We have a vision for the community. We hope for a lot more integration between the poorer communities and the wealthier ones. We want to make sure that everyone has an equal chance at making a success out of their lives.

Wendy Parsons

CFO Kouga Wind Farm
Local benefits

“We have a vision for the community, that we hope for a lot more integration between the poorer communities and the wealthier ones. We want to make sure that everyone has an equal chance at making a success out of their lives.”

Local schoolchildren in particular have benefited immensely. Profits from the wind farm have made it possible to supply local schools with computers, encouraging children to get excited about education through technology. “Since the implementation of the IT-program at the school, we’ve seen numbers of kids attending the school growing, and kids taking a particular interest now in getting to school, unlike before where they just came because they were told to come,” says Community Liaison Officer, Trevor Arosi.

The way forward

Looking further ahead, the Kouga Wind Farm is committed to producing electricity for 20 years.
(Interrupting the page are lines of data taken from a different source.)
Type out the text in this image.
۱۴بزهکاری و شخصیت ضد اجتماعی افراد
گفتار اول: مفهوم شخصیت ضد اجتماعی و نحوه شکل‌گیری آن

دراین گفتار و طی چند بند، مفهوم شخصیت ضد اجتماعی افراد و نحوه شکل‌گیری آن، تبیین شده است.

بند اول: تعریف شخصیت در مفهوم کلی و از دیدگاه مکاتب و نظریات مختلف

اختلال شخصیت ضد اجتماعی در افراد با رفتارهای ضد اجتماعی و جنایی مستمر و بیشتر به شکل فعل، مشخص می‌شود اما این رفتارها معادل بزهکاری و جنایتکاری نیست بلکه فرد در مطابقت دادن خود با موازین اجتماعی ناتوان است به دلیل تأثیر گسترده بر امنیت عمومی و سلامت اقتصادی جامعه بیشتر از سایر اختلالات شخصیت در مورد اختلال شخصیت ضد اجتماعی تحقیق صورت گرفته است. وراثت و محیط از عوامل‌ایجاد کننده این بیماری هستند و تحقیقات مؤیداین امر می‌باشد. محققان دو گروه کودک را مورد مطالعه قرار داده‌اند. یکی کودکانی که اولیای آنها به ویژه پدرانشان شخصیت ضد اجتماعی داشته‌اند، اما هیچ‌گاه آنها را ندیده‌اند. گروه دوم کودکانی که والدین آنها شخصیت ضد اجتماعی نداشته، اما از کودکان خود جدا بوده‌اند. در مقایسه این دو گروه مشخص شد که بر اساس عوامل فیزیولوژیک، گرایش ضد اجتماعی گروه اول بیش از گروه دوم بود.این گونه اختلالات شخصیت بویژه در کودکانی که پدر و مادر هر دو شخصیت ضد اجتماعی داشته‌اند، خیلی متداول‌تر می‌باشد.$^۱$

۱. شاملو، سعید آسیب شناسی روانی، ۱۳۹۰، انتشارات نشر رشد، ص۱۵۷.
All parties involved in the project are convinced it can provide part of the solution to South Africa’s energy crisis, crucially with minimal impact on the environment, says Red Cap’s Jadon Schmidt.

“I believe that the key issues are cost and a resource-driven scenario where, for example, renewable energy in South Africa uses comparatively very little water. In a water-scarce area like South Africa, it’s a critical conservation issue for us, particularly given the context of climate change where rainfall episodes are expected to be more erratic. If we can produce clean energy at the lowest cost over the long-term, that is the obvious way to go.”